When you know in advance what to expect from a familiar author, you’re instinctively drawn to the author you don’t know.
In the past, a political text of unknown provenance written with that “insider tone” was the stuff of websites that published smear attacks. It was part of a notorious information cesspool. Now everything has flipped, and anonymous posts look considerably more respectable than non-anonymous texts.
This formula can probably help explain the success enjoyed by the recently unmasked and dismantled “Anonymous International,” the success of Mikhail Zygar (before the release of his book, he spent several years at Dozhd, steering clear of on-the-ground reporting), and the success of Nezygar. None of these sources offers the ultimate truth on anything, but at least they differ from the usual political analysts and columnists, whom everyone knows not to believe.
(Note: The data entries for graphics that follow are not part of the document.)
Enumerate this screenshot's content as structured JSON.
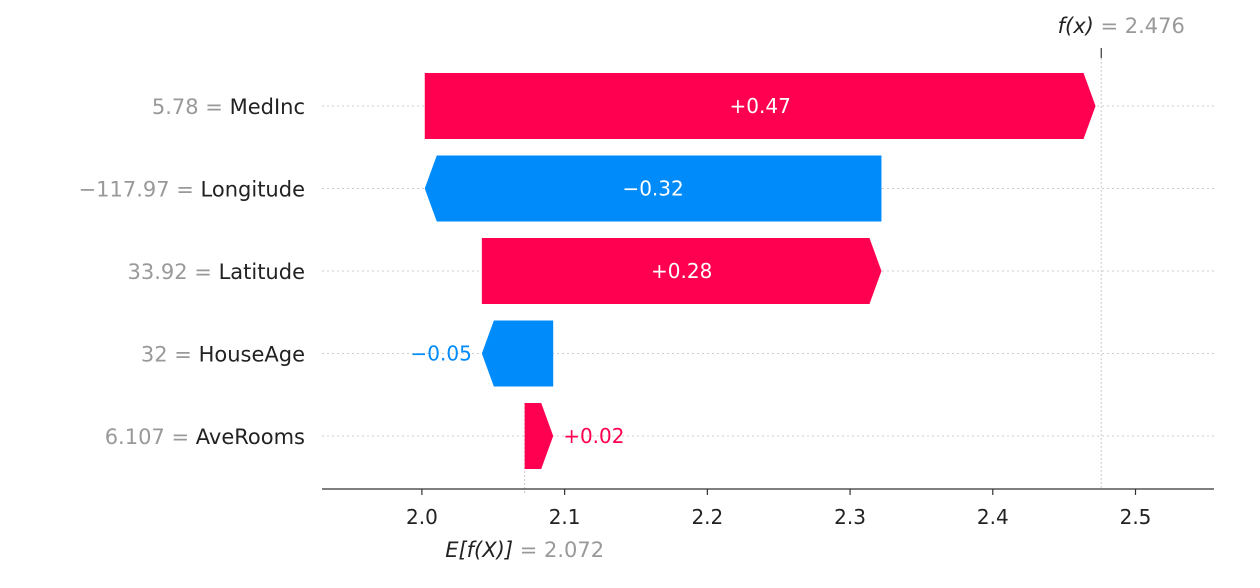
{
  "chart_data": {
    "type": "waterfall",
    "base_value": 2.072,
    "base_label": "E[f(X)]",
    "base_value_text": "= 2.072",
    "final_value": 2.476,
    "final_label": "f(x)",
    "final_value_text": "= 2.476",
    "xlim": [
      1.93,
      2.555
    ],
    "xticks": [
      2.0,
      2.1,
      2.2,
      2.3,
      2.4,
      2.5
    ],
    "xtick_labels": [
      "2.0",
      "2.1",
      "2.2",
      "2.3",
      "2.4",
      "2.5"
    ],
    "features": [
      {
        "value_text": "5.78 =",
        "name": "MedInc",
        "contribution": 0.47,
        "label": "+0.47"
      },
      {
        "value_text": "−117.97 =",
        "name": "Longitude",
        "contribution": -0.32,
        "label": "−0.32"
      },
      {
        "value_text": "33.92 =",
        "name": "Latitude",
        "contribution": 0.28,
        "label": "+0.28"
      },
      {
        "value_text": "32 =",
        "name": "HouseAge",
        "contribution": -0.05,
        "label": "−0.05"
      },
      {
        "value_text": "6.107 =",
        "name": "AveRooms",
        "contribution": 0.02,
        "label": "+0.02"
      }
    ],
    "colors": {
      "positive": "#ff0051",
      "negative": "#008bfb",
      "grid": "#cccccc",
      "axis": "#333333",
      "muted_text": "#999999",
      "label_text": "#222222"
    }
  }
}
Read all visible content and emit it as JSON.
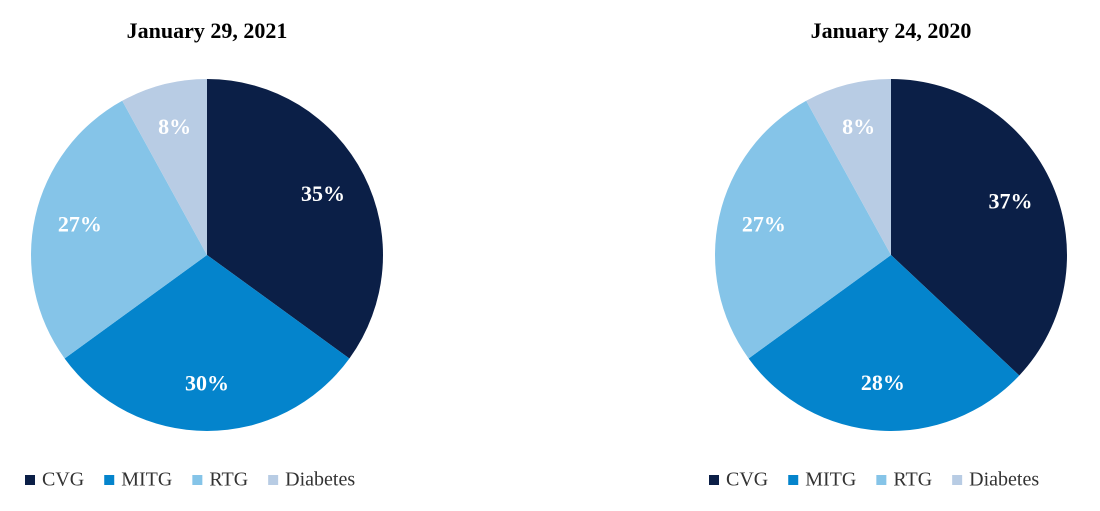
{
  "chart_data": [
    {
      "type": "pie",
      "title": "January 29, 2021",
      "categories": [
        "CVG",
        "MITG",
        "RTG",
        "Diabetes"
      ],
      "values": [
        35,
        30,
        27,
        8
      ],
      "value_labels": [
        "35%",
        "30%",
        "27%",
        "8%"
      ],
      "colors": [
        "#0b1f47",
        "#0484cc",
        "#85c4e8",
        "#b8cce4"
      ]
    },
    {
      "type": "pie",
      "title": "January 24, 2020",
      "categories": [
        "CVG",
        "MITG",
        "RTG",
        "Diabetes"
      ],
      "values": [
        37,
        28,
        27,
        8
      ],
      "value_labels": [
        "37%",
        "28%",
        "27%",
        "8%"
      ],
      "colors": [
        "#0b1f47",
        "#0484cc",
        "#85c4e8",
        "#b8cce4"
      ]
    }
  ]
}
But Nezygar’s success isn’t just the size of his audience or the number of times he’s quoted; it’s also the format he invented, which dozens of other channels (often just as anonymous) now reproduce today. Metodichka, Karaulny, Politota, Politburo 2.0, Mysh v Ovoshchnom, Chto-to Znayu, ATS-1, Akitilop — you won’t make it halfway through this list, and if you subscribe to them all in one go, you’re in for a single, continuous blend of “Kremlin insider” insights, updated every minute.
But how the quality of these “insider” insights varies, when compared to Nezygar! Instead of classic speculation about “different clans weakening,” we now seem to be reading stories by the same “informed source” we already know from the political desks of loyalist newspapers. This source tells us that the 2018 presidential election will be a referendum on trust in Putin, that the Kremlin is unhappy with the activists spraying antiseptic at oppositionists, that Moscow is going to go after them, and that Putin won’t sign the law on demolitions in Moscow, if the law violates civil rights.
It turns out that you can also frame propaganda as a secret leak, delivered straight to your smartphone, mixed in with instant messages from your friends.
Secretive but ultimately endearing, Nezygar cut out a cozy little path for insiders that dozens of imitators have since trampled, like elephants through a garden. It’s obvious that half the Nezygar clones are professional projects, and their authors are only on Telegram to collect a paycheck. Some copycats pretend that they’re here to reveal something, but really they’re just listening to others, and at the end of the work day they fire off a memo to their supervisors that summarizes the day’s Telegram content.
It would be a stupid, senile act to complain that Telegram already isn’t what it used to be, but it really isn’t the same, in the sense that we’re no longer alone.
In the life of every new social network, there’s a happy period when the network hasn’t yet become an integral part of the media landscape — when you and your friends are there, but the spammers, the trolls, the paid phonies, the drones writing their memos, and the other bums haven’t yet arrived. It’s just a brief period, but it’s what allows you to fall in love with every new social network. It’s these moments that fuel migrations from LiveJournal to Twitter, from Twitter to Facebook, from Facebook to Vkontakte, back to Facebook, and then to Telegram.
Political channels on Telegram will probably be around for a long time still, but the thin, imperceptible line that separates what’s in and what’s out makes it hard to know for sure.